Gaussian Plane-Wave Neural Operator for Electron Density Estimation

TL;DR

GPWNO addresses efficient electron density estimation for periodic molecular systems by decomposing the density into plane-wave and Gaussian-type orbital components. It combines PW-based reciprocal-space convolutions with atom-centered GTO-based equivariant message passing, ensuring SE(3) equivariance and adherence to periodic boundary conditions. The approach demonstrates strong, multi-dataset improvements over ten baselines and through comprehensive ablations validates the complementary roles of PW, GTO, and high-frequency masking. The method scales as $O(d_{atom} N + d_{probe} M + M \log M)$, enabling scalable density prediction for larger systems with controllable cost.

Abstract

This work studies machine learning for electron density prediction, which is fundamental for understanding chemical systems and density functional theory (DFT) simulations.
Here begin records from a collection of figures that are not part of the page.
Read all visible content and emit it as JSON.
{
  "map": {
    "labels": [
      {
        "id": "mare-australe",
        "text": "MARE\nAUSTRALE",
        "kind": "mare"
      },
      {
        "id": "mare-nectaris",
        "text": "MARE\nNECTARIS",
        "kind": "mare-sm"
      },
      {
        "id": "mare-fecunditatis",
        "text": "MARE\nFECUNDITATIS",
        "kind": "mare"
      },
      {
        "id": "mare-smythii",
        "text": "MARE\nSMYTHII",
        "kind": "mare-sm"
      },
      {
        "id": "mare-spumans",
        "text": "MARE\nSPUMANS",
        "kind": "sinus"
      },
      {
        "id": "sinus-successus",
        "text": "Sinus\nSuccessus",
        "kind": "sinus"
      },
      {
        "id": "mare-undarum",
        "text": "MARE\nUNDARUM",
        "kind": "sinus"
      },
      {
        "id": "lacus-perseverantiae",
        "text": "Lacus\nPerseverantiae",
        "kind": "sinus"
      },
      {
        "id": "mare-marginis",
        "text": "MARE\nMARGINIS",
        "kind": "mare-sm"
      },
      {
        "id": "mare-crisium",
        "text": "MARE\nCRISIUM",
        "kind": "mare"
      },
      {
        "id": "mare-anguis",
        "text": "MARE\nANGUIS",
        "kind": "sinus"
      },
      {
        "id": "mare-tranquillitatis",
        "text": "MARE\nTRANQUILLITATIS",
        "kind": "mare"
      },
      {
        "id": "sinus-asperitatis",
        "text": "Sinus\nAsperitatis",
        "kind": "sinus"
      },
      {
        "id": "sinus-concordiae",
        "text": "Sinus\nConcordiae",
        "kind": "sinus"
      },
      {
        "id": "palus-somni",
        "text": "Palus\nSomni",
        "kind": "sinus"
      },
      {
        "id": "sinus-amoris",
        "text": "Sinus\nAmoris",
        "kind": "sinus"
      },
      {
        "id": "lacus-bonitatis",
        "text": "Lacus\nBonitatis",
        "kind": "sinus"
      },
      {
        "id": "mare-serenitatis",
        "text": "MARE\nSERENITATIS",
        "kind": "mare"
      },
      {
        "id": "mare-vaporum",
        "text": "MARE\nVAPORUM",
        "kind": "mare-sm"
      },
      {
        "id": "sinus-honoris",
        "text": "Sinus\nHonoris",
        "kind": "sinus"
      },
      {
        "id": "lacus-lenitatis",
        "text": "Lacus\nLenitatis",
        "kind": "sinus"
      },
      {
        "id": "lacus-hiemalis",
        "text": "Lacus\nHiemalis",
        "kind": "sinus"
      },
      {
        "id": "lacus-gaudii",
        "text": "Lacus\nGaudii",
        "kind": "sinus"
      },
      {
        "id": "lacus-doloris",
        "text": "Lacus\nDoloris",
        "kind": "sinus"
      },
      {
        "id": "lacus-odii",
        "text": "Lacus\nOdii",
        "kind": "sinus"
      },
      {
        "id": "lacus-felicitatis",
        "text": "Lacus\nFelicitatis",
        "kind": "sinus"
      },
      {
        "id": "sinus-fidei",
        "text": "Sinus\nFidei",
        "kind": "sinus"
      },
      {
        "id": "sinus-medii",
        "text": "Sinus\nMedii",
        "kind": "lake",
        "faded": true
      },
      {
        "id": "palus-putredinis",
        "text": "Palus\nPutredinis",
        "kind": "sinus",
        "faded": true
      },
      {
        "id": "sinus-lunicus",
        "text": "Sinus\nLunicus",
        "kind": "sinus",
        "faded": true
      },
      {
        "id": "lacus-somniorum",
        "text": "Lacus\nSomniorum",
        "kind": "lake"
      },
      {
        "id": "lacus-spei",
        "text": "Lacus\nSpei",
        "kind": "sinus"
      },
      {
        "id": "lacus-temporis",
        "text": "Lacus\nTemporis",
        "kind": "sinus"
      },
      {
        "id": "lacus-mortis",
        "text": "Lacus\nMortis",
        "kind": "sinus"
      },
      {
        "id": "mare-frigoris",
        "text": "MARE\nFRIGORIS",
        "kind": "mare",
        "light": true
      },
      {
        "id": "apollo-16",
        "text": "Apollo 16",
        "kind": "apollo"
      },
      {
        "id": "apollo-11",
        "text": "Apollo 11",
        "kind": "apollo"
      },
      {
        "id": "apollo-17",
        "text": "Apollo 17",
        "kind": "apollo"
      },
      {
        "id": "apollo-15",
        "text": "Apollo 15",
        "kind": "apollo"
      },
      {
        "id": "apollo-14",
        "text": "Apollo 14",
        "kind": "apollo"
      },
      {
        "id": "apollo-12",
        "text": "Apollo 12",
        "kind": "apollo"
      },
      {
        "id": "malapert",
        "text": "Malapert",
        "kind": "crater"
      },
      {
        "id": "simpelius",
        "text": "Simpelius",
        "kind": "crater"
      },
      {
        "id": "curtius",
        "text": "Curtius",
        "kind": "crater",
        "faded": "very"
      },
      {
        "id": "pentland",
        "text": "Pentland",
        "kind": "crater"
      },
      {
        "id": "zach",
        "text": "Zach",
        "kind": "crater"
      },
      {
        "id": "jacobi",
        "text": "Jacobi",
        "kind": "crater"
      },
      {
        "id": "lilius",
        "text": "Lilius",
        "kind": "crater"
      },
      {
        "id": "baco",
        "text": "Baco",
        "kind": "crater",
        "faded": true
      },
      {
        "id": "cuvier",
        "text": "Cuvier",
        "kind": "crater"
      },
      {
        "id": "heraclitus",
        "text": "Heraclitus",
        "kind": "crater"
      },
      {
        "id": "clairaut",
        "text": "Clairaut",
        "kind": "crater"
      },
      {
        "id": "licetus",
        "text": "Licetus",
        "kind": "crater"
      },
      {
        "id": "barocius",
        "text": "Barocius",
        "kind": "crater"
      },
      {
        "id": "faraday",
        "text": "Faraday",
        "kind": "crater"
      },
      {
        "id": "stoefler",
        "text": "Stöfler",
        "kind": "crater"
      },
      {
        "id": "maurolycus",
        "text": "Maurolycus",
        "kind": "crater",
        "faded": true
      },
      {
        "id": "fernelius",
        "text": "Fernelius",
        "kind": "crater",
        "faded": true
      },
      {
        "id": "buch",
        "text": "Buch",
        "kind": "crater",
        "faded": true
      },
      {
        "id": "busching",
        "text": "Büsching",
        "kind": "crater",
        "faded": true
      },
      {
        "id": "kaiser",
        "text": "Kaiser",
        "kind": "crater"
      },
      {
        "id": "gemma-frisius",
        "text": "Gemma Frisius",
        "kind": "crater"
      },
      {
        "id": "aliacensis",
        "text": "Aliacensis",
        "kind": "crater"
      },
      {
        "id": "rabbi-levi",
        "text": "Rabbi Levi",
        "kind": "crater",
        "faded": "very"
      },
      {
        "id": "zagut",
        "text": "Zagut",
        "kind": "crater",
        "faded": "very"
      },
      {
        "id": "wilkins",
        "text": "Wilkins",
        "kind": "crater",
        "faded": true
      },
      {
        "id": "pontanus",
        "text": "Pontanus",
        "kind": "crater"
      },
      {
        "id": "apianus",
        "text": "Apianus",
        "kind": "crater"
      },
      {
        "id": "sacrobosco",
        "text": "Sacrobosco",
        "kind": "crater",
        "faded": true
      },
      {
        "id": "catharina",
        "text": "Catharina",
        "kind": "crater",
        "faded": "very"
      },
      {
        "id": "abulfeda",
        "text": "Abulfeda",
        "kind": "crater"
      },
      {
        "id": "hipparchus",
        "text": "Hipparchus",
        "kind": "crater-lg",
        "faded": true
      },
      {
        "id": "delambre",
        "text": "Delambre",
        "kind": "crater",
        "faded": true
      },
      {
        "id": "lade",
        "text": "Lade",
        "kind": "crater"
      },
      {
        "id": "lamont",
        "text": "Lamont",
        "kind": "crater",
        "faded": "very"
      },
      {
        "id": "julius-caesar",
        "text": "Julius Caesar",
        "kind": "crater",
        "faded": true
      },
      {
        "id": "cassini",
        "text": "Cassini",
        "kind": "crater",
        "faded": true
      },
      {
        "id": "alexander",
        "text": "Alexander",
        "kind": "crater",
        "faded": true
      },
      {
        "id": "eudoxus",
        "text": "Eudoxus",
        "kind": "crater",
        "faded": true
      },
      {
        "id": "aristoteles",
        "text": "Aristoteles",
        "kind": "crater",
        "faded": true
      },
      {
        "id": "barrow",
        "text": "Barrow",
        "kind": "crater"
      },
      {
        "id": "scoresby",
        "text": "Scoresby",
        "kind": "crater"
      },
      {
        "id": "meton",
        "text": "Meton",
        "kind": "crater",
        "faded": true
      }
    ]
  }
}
To this end, we introduce the Gaussian plane-wave neural operator (GPWNO), which operates in the infinite-dimensional functional space using the plane-wave and Gaussian-type orbital bases, widely recognized in the context of DFT. In particular, both high- and low-frequency components of the density can be effectively represented due to the complementary nature of the two bases. Extensive experiments on QM9, MD, and material project datasets demonstrate GPWNO's superior performance over ten baselines.

Figures (7)

• Figure 1: Illustration of Gaussian plane wave neural operator (GPWNO).(left) Our GPWNO decomposes the electron density estimation into two regions: high-frequency and fast-decaying regions for GTO basis and low-frequency and slow-decaying regions for the PW basis. (right) Our GPWNO makes two predictions based on the GTO and the PW bases. The PW-based prediction is from the lattice-based discretization via the probe nodes, while the GTO-based prediction is from the atom-wise message-passing scheme. Final output is evaluated at an arbitrary query point.
• Figure 2: Neural architecture for the PWNO layer. Starting from a molecule ${\mathcal{M}}$, our framework makes a PW-based prediction $\rho_{\text{PW}}$ for given query points ${\mathcal{Q}}$. The PWNO layer processes the discretized signal using convolution, which is expressed as applying FT, frequency-wise linear transformation $\mathcal{R}$ and inverse FT in sequence. Point-wise activation function $\sigma$ is introduced for the non-linear transformation of the discretized signals.
• Figure 3: Visualization of ground truth (GT), density prediction, and error in NMAE (%). For electron density prediction (Pred.) on QM9 and MP datasets, red and blue colors indicate higher electron density, respectively. For the error (Error), lighter colors indicates lower error.
• Figure 4: Comparison between the baselines on QM9 (lower left is better).
• Figure 5: Increasing number of probe nodes $M$ for PW-only prediction and comparing with GPWNO.